The South China Morning Post reported that consumer price inflation accelerated to 2.5% in April from a year earlier, its highest level since October, up from2.3% in March,

According to data released by the National Bureau of Statistics (NBS), food prices jumped 6.1% in April due to higher pork and fruit prices, as the rise in pork prices accelerated to 14.4% from 5.1% in March.

Since officials began reporting cases of African swine fever in August, the disease has led to the culling of hundreds of thousands of live pigs and breeding stock to stop the spread of the virus that is deadly to pigs but does not affect humans. Experts believe there are far more cases than the 129 outbreaks officially reported in all provinces and autonomous regions of the country.

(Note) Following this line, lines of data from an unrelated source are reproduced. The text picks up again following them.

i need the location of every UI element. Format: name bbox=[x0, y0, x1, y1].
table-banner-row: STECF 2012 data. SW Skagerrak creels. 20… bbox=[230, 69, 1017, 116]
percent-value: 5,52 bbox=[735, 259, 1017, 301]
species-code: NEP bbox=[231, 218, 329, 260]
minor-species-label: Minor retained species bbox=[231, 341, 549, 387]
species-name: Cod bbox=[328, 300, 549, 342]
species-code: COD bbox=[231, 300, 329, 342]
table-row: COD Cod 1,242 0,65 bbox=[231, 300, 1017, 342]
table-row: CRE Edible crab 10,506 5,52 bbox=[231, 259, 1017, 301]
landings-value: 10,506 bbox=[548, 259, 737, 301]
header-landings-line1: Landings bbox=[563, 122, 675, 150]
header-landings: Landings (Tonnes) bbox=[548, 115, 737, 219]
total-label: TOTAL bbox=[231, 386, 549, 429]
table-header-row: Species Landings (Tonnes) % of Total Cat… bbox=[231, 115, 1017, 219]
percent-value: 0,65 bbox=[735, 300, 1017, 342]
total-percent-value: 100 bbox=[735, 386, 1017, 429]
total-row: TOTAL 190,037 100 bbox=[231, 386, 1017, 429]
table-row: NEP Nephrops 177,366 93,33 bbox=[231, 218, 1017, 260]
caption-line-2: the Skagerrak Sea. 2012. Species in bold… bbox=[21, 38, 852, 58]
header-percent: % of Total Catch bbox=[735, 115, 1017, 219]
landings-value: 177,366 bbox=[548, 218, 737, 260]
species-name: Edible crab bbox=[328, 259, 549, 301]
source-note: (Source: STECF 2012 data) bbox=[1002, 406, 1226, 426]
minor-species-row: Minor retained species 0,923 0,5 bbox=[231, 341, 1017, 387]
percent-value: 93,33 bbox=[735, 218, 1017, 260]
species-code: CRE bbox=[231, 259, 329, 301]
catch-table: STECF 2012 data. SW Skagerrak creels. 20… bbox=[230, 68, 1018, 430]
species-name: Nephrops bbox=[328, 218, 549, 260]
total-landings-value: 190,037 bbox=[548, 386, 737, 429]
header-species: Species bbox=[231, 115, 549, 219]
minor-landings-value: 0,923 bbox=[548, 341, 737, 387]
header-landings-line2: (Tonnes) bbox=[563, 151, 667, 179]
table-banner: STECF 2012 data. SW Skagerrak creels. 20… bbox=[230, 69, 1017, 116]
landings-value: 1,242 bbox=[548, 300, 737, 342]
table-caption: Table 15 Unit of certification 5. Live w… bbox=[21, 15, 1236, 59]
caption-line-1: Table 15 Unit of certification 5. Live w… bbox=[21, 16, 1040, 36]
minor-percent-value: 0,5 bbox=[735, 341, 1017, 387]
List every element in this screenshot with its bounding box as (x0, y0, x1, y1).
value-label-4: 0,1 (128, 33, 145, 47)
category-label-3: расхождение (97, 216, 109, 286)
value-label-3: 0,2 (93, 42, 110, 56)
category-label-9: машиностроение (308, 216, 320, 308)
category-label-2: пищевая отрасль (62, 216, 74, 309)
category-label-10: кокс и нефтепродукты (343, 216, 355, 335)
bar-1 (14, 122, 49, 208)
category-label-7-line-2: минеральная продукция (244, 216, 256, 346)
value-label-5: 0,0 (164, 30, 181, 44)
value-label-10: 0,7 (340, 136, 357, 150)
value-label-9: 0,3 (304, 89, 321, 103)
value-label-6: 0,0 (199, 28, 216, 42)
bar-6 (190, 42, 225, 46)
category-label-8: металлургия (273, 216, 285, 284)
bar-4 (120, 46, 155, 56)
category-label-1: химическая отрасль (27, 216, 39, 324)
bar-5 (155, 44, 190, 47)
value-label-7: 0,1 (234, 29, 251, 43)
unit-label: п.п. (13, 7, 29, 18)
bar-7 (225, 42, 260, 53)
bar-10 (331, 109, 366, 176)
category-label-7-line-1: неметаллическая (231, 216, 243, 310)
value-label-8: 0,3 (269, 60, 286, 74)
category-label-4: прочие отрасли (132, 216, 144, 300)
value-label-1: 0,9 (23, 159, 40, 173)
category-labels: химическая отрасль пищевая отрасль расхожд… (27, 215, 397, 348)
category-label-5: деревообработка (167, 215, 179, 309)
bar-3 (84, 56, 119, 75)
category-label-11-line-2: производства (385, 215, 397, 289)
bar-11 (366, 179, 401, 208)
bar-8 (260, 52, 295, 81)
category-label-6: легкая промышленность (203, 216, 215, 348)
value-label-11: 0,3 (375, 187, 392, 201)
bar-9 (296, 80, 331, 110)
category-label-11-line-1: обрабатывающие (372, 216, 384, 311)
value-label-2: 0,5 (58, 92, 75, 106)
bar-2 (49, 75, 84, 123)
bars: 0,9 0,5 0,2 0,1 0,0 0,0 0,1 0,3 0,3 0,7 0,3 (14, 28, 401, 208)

China has blocked imports from two Canadian pork producers, Olymel and Drummond, since April and pork imports from the US have also been heavily restricted by tariffs of 62% on frozen pork and 70% on fresh pork.

Meanwhile,report from the United Nations has predicted that global meat production is likely to fall for the first time in two decades due to China’s ASF crisis, according to Bloomberg.

The UN said ASF would have far-reaching effects in food and agriculture markets around the world, with farmers producing 0.2% less meat this year.